Immunostainings and quantification of the ATP receptor P2X3 in transplants. Staining for bTUB (red) and P2X3 (green) shows an increased number of P2X3+ cells after DOX treatment (A) when compared with the control (B). (C): Quantification of the increase of positive cells among the bTUB+ population (p = .0034; n = 6).

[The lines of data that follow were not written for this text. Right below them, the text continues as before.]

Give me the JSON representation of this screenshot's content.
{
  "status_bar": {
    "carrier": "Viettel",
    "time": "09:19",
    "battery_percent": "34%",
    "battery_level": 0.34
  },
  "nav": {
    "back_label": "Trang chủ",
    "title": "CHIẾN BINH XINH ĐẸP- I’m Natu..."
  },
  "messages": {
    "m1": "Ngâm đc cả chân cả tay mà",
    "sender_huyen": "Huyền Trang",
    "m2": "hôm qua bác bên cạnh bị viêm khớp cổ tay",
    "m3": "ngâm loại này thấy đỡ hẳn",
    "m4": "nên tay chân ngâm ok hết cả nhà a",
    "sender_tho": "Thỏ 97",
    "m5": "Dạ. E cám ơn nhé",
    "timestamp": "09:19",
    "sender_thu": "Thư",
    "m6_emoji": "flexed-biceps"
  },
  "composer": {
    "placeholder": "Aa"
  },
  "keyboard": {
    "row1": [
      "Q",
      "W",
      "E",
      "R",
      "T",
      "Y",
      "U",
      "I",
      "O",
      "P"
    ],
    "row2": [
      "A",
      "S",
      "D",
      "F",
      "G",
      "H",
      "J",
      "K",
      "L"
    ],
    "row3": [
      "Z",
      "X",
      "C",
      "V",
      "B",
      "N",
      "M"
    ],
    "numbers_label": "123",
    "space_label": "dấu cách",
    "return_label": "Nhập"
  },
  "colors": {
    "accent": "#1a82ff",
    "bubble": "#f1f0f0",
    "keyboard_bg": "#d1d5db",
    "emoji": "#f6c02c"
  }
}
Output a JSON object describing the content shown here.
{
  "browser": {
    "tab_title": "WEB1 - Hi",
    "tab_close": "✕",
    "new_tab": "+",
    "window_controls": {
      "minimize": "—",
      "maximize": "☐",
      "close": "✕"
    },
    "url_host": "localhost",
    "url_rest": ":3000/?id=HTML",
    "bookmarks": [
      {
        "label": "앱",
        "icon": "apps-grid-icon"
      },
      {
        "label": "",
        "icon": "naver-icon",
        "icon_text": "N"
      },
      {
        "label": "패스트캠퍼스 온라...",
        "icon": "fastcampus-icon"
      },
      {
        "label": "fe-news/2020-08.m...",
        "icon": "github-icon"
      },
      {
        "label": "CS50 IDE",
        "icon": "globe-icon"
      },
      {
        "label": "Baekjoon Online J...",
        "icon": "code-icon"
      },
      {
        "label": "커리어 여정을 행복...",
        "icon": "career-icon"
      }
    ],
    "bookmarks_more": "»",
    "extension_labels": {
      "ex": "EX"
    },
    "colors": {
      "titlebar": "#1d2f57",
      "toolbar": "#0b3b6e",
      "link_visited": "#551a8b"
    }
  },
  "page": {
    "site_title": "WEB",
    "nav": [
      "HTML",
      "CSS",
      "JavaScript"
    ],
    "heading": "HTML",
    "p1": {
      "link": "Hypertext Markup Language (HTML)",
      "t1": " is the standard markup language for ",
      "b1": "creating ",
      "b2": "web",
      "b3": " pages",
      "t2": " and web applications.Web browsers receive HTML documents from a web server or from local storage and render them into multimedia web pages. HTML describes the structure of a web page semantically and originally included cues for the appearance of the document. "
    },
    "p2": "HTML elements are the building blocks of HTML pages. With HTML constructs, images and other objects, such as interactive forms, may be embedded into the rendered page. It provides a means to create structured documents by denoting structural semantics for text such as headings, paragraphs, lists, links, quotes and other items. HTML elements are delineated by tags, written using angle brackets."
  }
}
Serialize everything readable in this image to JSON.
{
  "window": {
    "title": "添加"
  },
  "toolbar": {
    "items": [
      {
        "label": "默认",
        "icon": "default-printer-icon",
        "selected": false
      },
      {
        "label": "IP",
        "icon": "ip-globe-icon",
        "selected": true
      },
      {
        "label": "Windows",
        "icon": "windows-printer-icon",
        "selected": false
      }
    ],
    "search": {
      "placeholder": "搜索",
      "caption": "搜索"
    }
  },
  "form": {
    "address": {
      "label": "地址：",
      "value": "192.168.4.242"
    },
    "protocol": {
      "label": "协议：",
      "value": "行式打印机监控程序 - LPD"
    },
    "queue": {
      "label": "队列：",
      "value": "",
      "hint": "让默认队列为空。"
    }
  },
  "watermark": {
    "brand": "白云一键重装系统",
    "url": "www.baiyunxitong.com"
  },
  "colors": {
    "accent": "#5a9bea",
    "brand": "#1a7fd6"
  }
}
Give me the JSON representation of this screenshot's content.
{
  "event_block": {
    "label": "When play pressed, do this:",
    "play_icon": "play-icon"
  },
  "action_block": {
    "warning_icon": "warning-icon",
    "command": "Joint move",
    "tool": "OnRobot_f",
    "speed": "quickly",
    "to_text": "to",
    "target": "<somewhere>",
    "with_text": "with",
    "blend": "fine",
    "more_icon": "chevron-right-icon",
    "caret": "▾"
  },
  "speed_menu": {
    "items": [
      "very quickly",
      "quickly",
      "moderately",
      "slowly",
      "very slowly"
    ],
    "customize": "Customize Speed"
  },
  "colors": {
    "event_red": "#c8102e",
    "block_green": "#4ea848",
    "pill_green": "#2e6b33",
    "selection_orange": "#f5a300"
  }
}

Scale bar (B) = 50 μm. Abbreviations: bTUB, βIII-tubulin; DOX, doxycycline.

Figure 6

Increased graft size and cell survival after DOX-induced Runx1 expression. (A): Example of three-dimensional reconstructions of grafts of C57BL/6-β-actin (CAG)-eGFP:Sox10^+/rrTA boundary cap neural crest stem cells. (B): Quantification of graft size showing the relative increase in size after Runx1 overexpression (p = 5.5 × 10⁻⁴; n = 4). (C): Quantification of eGFP+ graft cell numbers showing an increased survival after 1 month in treated versus control (p = 1.4 × 10⁻⁴, n = 4). Abbreviations: DOX, doxycycline; eGFP, enhanced green fluorescent protein.